Claudya:
Some very thoughtful comments on your part.
I agree that the God-centredness which brings so much into wholesome perspective is often absent among the counsel of psychotherapists.
Conncience too is an important aspect of things, often discounted by secular thinkers (unless, that is, some people wish to guilt-manipulate citizens into participating in whatever the latest, fashionable political scheme may be).

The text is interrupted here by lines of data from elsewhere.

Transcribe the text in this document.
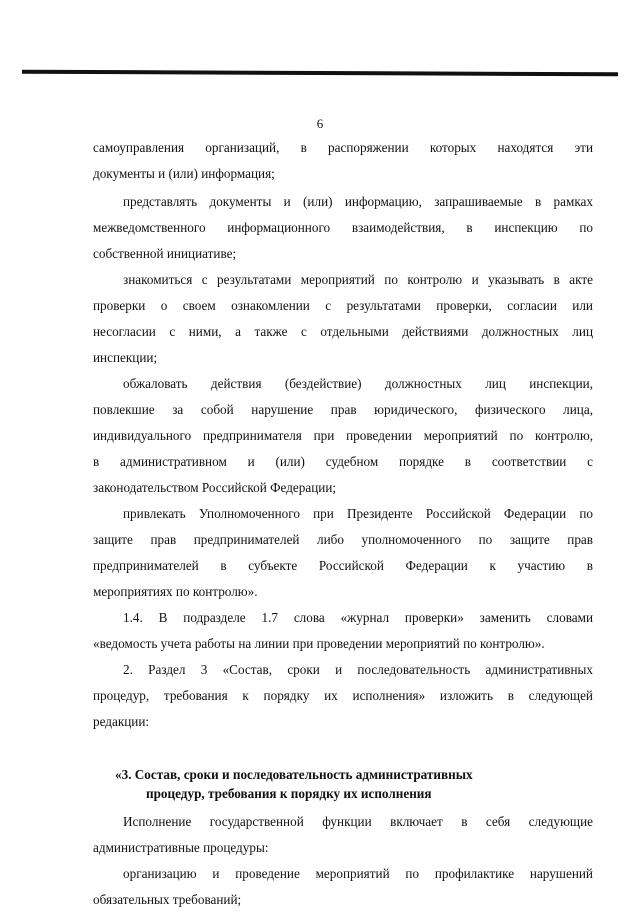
6

самоуправления организаций, в распоряжении которых находятся эти
документы и (или) информация;

представлять документы и (или) информацию, запрашиваемые в рамках
межведомственного информационного взаимодействия, в инспекцию по
собственной инициативе;

знакомиться с результатами мероприятий по контролю и указывать в акте
проверки о своем ознакомлении с результатами проверки, согласии или
несогласии с ними, а также с отдельными действиями должностных лиц
инспекции;

обжаловать действия (бездействие) должностных лиц инспекции,
повлекшие за собой нарушение прав юридического, физического лица,
индивидуального предпринимателя при проведении мероприятий по контролю,
в административном и (или) судебном порядке в соответствии с
законодательством Российской Федерации;

привлекать Уполномоченного при Президенте Российской Федерации по
защите прав предпринимателей либо уполномоченного по защите прав
предпринимателей в субъекте Российской Федерации к участию в
мероприятиях по контролю».

1.4. В подразделе 1.7 слова «журнал проверки» заменить словами
«ведомость учета работы на линии при проведении мероприятий по контролю».

2. Раздел 3 «Состав, сроки и последовательность административных
процедур, требования к порядку их исполнения» изложить в следующей
редакции:

«3. Состав, сроки и последовательность административных
процедур, требования к порядку их исполнения

Исполнение государственной функции включает в себя следующие
административные процедуры:

организацию и проведение мероприятий по профилактике нарушений
обязательных требований;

Hebrews 9.14 speaks of the cleansing of the conscience through faith in the Lord Jesus Who, by the eternal Spirit offered Himself without spot to God, at the Cross.

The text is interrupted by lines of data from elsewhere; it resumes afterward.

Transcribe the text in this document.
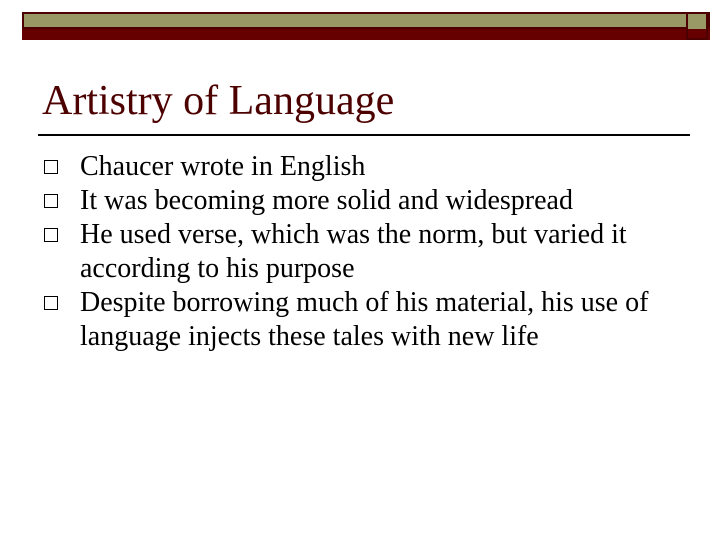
Artistry of Language
Chaucer wrote in English
It was becoming more solid and widespread
He used verse, which was the norm, but varied it according to his purpose
Despite borrowing much of his material, his use of language injects these tales with new life
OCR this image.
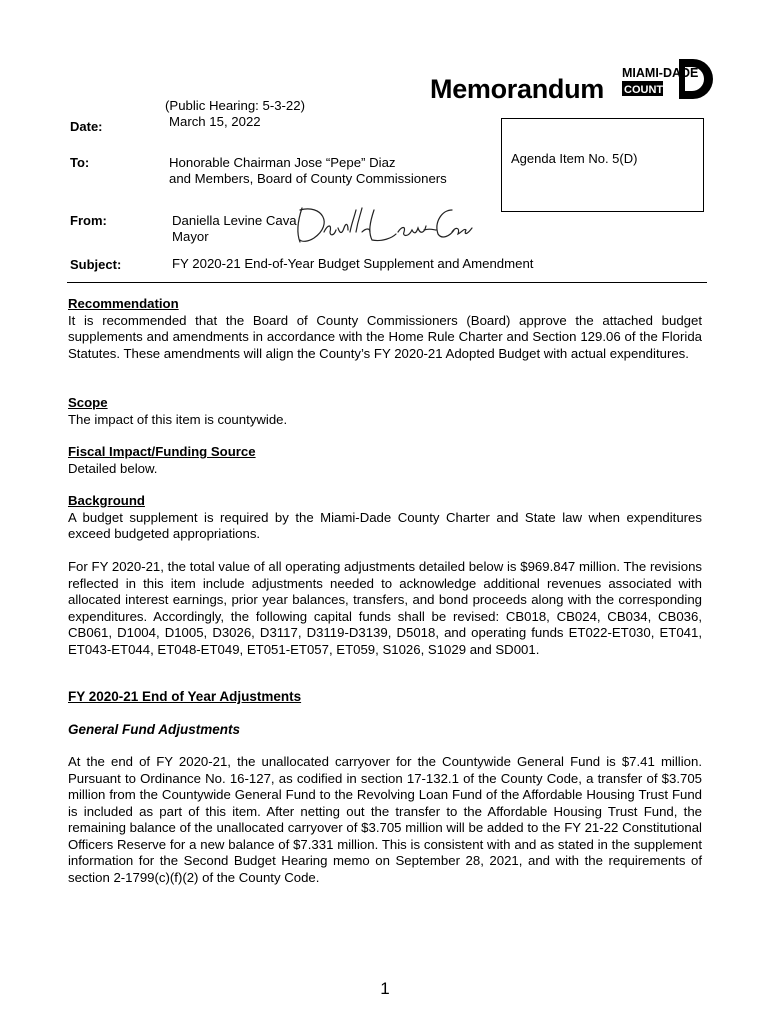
Memorandum
MIAMI-DADE
COUNTY
(Public Hearing: 5-3-22)
Date:	March 15, 2022
To:	Honorable Chairman Jose “Pepe” Diaz
and Members, Board of County Commissioners
Agenda Item No. 5(D)
From:	Daniella Levine Cava
Mayor
Subject:	FY 2020-21 End-of-Year Budget Supplement and Amendment
Recommendation
It is recommended that the Board of County Commissioners (Board) approve the attached budget supplements and amendments in accordance with the Home Rule Charter and Section 129.06 of the Florida Statutes. These amendments will align the County’s FY 2020-21 Adopted Budget with actual expenditures.
Scope
The impact of this item is countywide.
Fiscal Impact/Funding Source
Detailed below.
Background
A budget supplement is required by the Miami-Dade County Charter and State law when expenditures exceed budgeted appropriations.

For FY 2020-21, the total value of all operating adjustments detailed below is $969.847 million. The revisions reflected in this item include adjustments needed to acknowledge additional revenues associated with allocated interest earnings, prior year balances, transfers, and bond proceeds along with the corresponding expenditures. Accordingly, the following capital funds shall be revised: CB018, CB024, CB034, CB036, CB061, D1004, D1005, D3026, D3117, D3119-D3139, D5018, and operating funds ET022-ET030, ET041, ET043-ET044, ET048-ET049, ET051-ET057, ET059, S1026, S1029 and SD001.

FY 2020-21 End of Year Adjustments
General Fund Adjustments

At the end of FY 2020-21, the unallocated carryover for the Countywide General Fund is $7.41 million. Pursuant to Ordinance No. 16-127, as codified in section 17-132.1 of the County Code, a transfer of $3.705 million from the Countywide General Fund to the Revolving Loan Fund of the Affordable Housing Trust Fund is included as part of this item. After netting out the transfer to the Affordable Housing Trust Fund, the remaining balance of the unallocated carryover of $3.705 million will be added to the FY 21-22 Constitutional Officers Reserve for a new balance of $7.331 million. This is consistent with and as stated in the supplement information for the Second Budget Hearing memo on September 28, 2021, and with the requirements of section 2-1799(c)(f)(2) of the County Code.

1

Interestingly, much Roman Catholic theology, steeped in Medieval Scholasticism, lends itself to process thinking, so that even professing secularists, from a Roman Catholic cultural background, will often be inveterate process thinkers. (Let's not forget that Melanchthon, too, though Lutheran, was very much into Medieval scholastic thinking!)
On the other hand, many people from a Protestant (Reformed, Baptist, etc.) background will work a very great deal with definitions and their place in clear-skies perspectives, even if they are at least overtly secularist.
To some extent this also occurs in literary criticism. Traditions of textual commentary in North America, Great Britain, etc. sometimes differ from French-led notions of 'textual explanations' (whereby the original textual meaning and definitions often get lost in a process-driven infusing of the textual critic's own ideas).
There are, of course, plenty of exceptions to these generalizations.